Ironically, the general public (especially in the West) has always been more interested in her private life than her charitable works. Why people would want to know with whom she was holidaying still mystifies me.

My natural reaction to those often-fuzzy pictures of Princess Diana - or indeed other members of the royal family or movie stars, taken by the paparazzi - is: 'Not another one!' before I turn the page over.

Years ago a friend gave me a copy of Diana - - Her True Story by Andrew Morton and I have just left it on my bookshelf gathering dust along with The Guide To Cycling, which I bought in a bargain sale of books.

The only part of this unofficial biography that I looked at were the pictures stuffed in between the text, most of which came from her family album and magazines. She looked stunningly beautiful. But who cares how many men she has dated or whether she was eating breakfast or not? I met a London tabloid photographer some years ago who told me (rather unkindly, I thought) that: 'A picture of Diana used to cost millions of pounds but these days she's worth only a couple of hundred pounds.' That was during the quieter days of her life. But just before she was killed, with news of her being involved with a 'new love interest', (again what did I care?) the princess had indeed become 'expensive' again. Though it is now reported that the driver was more than three times over the legal alcohol limit before the crash, it would not surprise me that the pursuing paparazzi also played a part in the accident. If so, her death was caused as much by human greed as anything else.

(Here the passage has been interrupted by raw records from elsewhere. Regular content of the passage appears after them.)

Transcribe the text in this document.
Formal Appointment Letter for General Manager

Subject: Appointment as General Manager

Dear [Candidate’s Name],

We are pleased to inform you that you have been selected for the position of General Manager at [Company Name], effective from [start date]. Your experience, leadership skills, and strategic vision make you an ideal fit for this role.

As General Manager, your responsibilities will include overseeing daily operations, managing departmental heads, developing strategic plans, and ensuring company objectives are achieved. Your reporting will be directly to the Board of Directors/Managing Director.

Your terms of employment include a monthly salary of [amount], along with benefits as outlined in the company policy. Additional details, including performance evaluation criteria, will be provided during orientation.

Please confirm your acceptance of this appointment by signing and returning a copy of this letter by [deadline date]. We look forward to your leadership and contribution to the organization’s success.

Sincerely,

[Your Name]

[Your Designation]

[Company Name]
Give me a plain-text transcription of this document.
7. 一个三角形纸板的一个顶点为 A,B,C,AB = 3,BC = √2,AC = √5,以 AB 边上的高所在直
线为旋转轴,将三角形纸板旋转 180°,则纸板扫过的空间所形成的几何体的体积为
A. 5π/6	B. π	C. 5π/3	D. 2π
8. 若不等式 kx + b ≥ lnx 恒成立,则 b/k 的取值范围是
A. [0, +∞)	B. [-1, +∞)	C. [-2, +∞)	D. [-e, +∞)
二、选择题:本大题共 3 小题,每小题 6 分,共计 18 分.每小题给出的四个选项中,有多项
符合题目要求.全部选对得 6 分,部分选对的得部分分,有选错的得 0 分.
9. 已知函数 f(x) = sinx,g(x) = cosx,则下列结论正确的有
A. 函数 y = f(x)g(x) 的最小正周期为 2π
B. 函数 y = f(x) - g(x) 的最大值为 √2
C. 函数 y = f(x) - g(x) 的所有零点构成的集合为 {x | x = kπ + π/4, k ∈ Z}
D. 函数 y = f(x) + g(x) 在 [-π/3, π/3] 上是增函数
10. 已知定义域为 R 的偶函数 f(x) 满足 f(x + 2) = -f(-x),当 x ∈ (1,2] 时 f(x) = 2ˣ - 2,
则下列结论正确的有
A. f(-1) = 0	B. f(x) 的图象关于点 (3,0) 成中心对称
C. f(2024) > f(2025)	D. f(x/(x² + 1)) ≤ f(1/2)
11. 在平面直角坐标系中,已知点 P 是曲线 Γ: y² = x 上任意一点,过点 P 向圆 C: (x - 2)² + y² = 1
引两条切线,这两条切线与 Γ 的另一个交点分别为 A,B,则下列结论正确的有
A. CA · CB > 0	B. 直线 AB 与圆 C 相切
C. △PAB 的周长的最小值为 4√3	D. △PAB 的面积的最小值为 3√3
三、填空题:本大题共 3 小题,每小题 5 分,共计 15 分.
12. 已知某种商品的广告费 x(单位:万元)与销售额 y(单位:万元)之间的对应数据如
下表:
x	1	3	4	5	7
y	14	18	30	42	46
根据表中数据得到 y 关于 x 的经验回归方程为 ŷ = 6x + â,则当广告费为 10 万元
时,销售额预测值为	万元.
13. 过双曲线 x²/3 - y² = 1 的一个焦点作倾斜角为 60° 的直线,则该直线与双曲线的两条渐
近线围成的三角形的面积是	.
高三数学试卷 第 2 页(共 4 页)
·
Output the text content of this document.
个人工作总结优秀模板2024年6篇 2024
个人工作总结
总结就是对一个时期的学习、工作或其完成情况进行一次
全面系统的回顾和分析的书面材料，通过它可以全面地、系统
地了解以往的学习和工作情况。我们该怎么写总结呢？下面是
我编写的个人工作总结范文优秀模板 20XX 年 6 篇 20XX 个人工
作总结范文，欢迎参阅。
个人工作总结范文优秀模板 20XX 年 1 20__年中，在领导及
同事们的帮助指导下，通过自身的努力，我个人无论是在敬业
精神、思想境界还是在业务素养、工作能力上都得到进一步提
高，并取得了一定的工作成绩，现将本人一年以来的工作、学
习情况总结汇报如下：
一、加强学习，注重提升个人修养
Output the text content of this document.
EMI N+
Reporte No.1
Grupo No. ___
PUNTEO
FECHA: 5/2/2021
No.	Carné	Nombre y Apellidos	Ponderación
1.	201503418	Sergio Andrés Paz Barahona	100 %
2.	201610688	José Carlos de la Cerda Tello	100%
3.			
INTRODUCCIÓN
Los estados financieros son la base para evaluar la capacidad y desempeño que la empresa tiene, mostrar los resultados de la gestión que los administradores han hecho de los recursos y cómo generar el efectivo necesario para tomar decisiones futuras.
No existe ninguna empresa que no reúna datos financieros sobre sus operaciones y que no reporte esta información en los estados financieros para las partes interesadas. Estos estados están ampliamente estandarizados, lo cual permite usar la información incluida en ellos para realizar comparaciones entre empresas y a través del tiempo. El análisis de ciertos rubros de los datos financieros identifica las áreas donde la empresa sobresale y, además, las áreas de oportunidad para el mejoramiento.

But life is full of ironies. The day after the crash, there were rumours that pictures of the incident were circulating in the market for US$1 million (HK$7.74 million) and, of all publications, it was the American supermarket tabloid the National Enquirer that spearheaded the call for a boycott of the death-scene pictures.

This is as ironic as the fact that one of the paparazzi under police investigation should be called Romuald Rat.

Closer to home, the Apple Daily in its editorial this week asked local media to 'reflect' on what they were doing, especially paparazzi who infringe on other people's privacy to get a sensational picture.

Hello. Aren't Apple, and its sister magazine Next, the very publications that sent out 'puppy teams' (the local term for paparazzi) to stalk celebrities in order to dig dirt? Still, it is not entirely fair to start pointing fingers at the media or photographers for this undesirable practice. After all, these publications, as businesses, would not be printing these pictures and stories if no one wanted to read them.

And who buys these pictures to look at or to satisfy their own curiosity? Members of the public.

Apart from lewd pictures, the Hong Kong public also has a morbid fascination with gory pictures, especially those of accidents. I would not read any newspapers when I was a child, simply because they were full of bloody pictures.

I have little doubt that one day pictures of the crash, and even of the princess in the wretched car, will creep into the newspapers.

But I have always admired her glamorous appearance, her stunning beauty and, most of all, her affection towards people, whether they were AIDS sufferers, children living in famines or the ailing elderly. I am sure this saint-like quality is also how she will be remembered by many of us.